Global management expert Charles Handy has published widely on several aspects of management development. He has said the business world of today faces problems that cannot be handled by one person acting alone. “Lonely learners are often slow and poor learners, whereas people who collaborate learn from each other create synergy,” he says. So a crucial part of delegation is to create and nurture a mutually supportive team.
Find your own way – don’t copy others
“The moment you doubt whether you can fly, you cease forever to be able to do it,” said Peter Pan author J.M. Barrie, capturing the importance of why managers need to be confident in their new role. But being confident can be tricky, especially for new managers who find themselves with a load of responsibilities and a host of unknown variables.
This is why personal mastery is important. Managers need to be self-aware and in tune with themselves. They need to understand their own strengths and weaknesses, and be aware of what kind of impact they have on others.
The sense of achievement new managers experience when they see the impact of their leadership is hugely rewarding.
Realising that they now know how to get people to work better in a team, how to relate more effectively to others and to speak with a voice of authority that commands respect – these come from experience, but can also grow from having confidence in one’s own abilities and skills.
A personal leadership style can be developed through the acknowledgement of one’s own unique personality and voice. Just as no two people are the same, managers can’t copy another’s way of management. Each person has to find his or her own way of managing. Management development courses provide a proven way for managers to explore their own style of managing and leading.

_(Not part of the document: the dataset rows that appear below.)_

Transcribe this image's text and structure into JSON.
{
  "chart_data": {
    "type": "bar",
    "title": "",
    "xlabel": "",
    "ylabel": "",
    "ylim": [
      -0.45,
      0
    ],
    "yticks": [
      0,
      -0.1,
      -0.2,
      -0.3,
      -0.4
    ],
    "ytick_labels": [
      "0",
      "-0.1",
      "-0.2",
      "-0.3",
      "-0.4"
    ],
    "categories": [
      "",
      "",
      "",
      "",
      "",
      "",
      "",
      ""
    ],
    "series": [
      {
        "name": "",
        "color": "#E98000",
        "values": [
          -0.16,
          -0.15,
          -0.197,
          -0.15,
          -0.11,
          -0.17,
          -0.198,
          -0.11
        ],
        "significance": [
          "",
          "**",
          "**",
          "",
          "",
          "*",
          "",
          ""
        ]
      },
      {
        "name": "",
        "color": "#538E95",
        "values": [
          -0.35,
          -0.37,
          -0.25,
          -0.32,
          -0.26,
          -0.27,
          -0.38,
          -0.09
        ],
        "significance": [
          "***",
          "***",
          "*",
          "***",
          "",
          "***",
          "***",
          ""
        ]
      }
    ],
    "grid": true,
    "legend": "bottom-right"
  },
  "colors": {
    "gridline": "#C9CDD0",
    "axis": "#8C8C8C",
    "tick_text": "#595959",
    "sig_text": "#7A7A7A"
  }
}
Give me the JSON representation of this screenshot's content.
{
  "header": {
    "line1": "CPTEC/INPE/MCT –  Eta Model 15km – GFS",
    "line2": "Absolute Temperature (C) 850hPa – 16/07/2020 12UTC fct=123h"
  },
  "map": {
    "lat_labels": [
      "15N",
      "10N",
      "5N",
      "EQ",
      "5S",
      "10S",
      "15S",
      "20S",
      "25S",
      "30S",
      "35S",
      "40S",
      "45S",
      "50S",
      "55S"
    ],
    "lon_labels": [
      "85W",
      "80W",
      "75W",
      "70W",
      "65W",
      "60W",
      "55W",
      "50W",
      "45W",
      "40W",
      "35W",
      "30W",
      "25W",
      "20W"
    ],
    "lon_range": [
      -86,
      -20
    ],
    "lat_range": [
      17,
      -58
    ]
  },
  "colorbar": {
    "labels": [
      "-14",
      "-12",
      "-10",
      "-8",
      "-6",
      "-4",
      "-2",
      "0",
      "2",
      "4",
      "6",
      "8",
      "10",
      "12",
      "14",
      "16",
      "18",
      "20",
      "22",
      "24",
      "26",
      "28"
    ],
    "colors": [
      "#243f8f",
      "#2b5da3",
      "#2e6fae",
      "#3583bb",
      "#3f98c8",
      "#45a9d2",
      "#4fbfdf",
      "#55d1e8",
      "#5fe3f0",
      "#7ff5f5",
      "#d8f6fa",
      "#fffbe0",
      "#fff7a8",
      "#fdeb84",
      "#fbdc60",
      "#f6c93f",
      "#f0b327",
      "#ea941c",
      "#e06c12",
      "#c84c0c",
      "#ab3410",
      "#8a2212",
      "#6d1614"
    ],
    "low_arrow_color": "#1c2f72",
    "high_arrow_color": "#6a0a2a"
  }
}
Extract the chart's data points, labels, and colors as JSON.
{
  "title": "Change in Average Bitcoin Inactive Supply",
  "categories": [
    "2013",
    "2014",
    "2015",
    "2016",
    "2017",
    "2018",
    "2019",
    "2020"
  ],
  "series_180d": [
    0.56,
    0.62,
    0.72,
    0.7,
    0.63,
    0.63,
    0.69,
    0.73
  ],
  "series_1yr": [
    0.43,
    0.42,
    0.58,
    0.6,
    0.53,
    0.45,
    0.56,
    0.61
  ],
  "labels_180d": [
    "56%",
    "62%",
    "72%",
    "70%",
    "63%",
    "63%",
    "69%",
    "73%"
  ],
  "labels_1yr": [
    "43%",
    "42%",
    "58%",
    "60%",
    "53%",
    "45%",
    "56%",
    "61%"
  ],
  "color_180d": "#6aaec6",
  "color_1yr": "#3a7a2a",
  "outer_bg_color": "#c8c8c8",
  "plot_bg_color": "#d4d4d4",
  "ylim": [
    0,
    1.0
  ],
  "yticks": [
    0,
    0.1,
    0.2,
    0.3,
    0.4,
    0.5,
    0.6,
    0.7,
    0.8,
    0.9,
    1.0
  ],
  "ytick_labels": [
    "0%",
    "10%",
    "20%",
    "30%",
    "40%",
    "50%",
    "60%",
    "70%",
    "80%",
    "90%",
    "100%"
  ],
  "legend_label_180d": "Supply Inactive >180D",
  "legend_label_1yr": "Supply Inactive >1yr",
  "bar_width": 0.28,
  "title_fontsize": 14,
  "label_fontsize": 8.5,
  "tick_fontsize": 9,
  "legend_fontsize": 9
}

It boils down to allowing oneself to keep thinking and keep trying, practising different ways of reflecting on situations and on how they can be dealt with. The way of the old manager as the boss at the top of the stairs keeping an eye on everyone and yelling when someone steps out of line is over. Managers today need to think more and talk less, and ask questions, but not provide answers. In this way real progress is made, people are encouraged to grow and flourish, and productivity in the workplace is boosted.